I tend to keep lots of icons on my desktop--65 at last count--so their position is critical. I know, for example, without thinking about it, that Outlook is at the bottom left-center and that my O'Reilly work-in-progress folder is at the top right-center. So when my icons aren't where they're supposed to be, it makes life difficult. I don't appreciate Windows 2000 doing this to me.

One of my friends who lives outside the US asked me yesterday if I'd mind downloading the Windows 2000 and Windows NT 4 services packs and critical updates and burning a CD for him. I already had some of them in my install directory, but I figured it made sense just to download everything in a batch to make sure I had the latest versions of everything. I was shocked by just how many critical updates and security updates there were. On the one hand, it's comforting that Microsoft stays on top of these problems. On the other, it's frightening just how many problems there are.

My gut reaction is that Windows NT4 with SP6a and the Rollup Security Patches is probably at the moment as secure or more so than Windows 2000. The problem with NT4 is that it is as of 1 October officially a dead product. Microsoft no longer supports it, and you can no longer buy the Workstation version (although the Server version and CALs will continue to be sold). I suspect that if a hideous security hole is exposed, Microsoft may provide a security patch for it. That would be the decent thing to do, particularly because so many people are still using NT4. But, having declared NT4 obsolete, Microsoft is unlikely to devote many resources to patching it.

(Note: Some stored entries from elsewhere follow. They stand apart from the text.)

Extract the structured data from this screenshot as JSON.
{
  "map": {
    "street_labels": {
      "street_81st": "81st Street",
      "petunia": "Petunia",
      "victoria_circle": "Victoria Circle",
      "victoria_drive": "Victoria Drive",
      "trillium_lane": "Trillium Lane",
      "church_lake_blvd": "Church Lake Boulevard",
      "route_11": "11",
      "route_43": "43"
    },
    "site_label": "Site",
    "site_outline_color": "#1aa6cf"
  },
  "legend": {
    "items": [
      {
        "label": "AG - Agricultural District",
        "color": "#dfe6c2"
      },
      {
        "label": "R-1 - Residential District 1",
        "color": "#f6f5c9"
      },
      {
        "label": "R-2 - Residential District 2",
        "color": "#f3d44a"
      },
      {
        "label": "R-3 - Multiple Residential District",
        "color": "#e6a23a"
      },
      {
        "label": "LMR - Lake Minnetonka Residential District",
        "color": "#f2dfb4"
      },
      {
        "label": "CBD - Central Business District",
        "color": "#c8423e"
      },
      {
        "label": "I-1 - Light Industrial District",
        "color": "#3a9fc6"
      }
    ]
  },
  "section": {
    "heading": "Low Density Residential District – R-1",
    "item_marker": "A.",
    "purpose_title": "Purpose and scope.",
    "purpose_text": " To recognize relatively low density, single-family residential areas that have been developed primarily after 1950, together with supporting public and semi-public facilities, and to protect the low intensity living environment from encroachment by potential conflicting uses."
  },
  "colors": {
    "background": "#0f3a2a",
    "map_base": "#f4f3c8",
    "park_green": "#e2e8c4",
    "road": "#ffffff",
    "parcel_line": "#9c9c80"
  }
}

That gives me the same problem many administrators now face. Do we keep using NT4, watching it gradually age into complete obsoleteness, or do we use a later version? I'm inclined to continue using NT4 on servers, at least for now. They aren't exposed to public view, and they do the same job they always did. For that matter, I could probably run NetWare 3.12 servers without any problem. As far as desktops, I think I'm going to standardize on Windows 2000, which is itself an endangered version of the OS. But using Windows 2000 on our desktops should buy us at least a couple years' grace, by which time Linux should be completely viable as a desktop OS for us.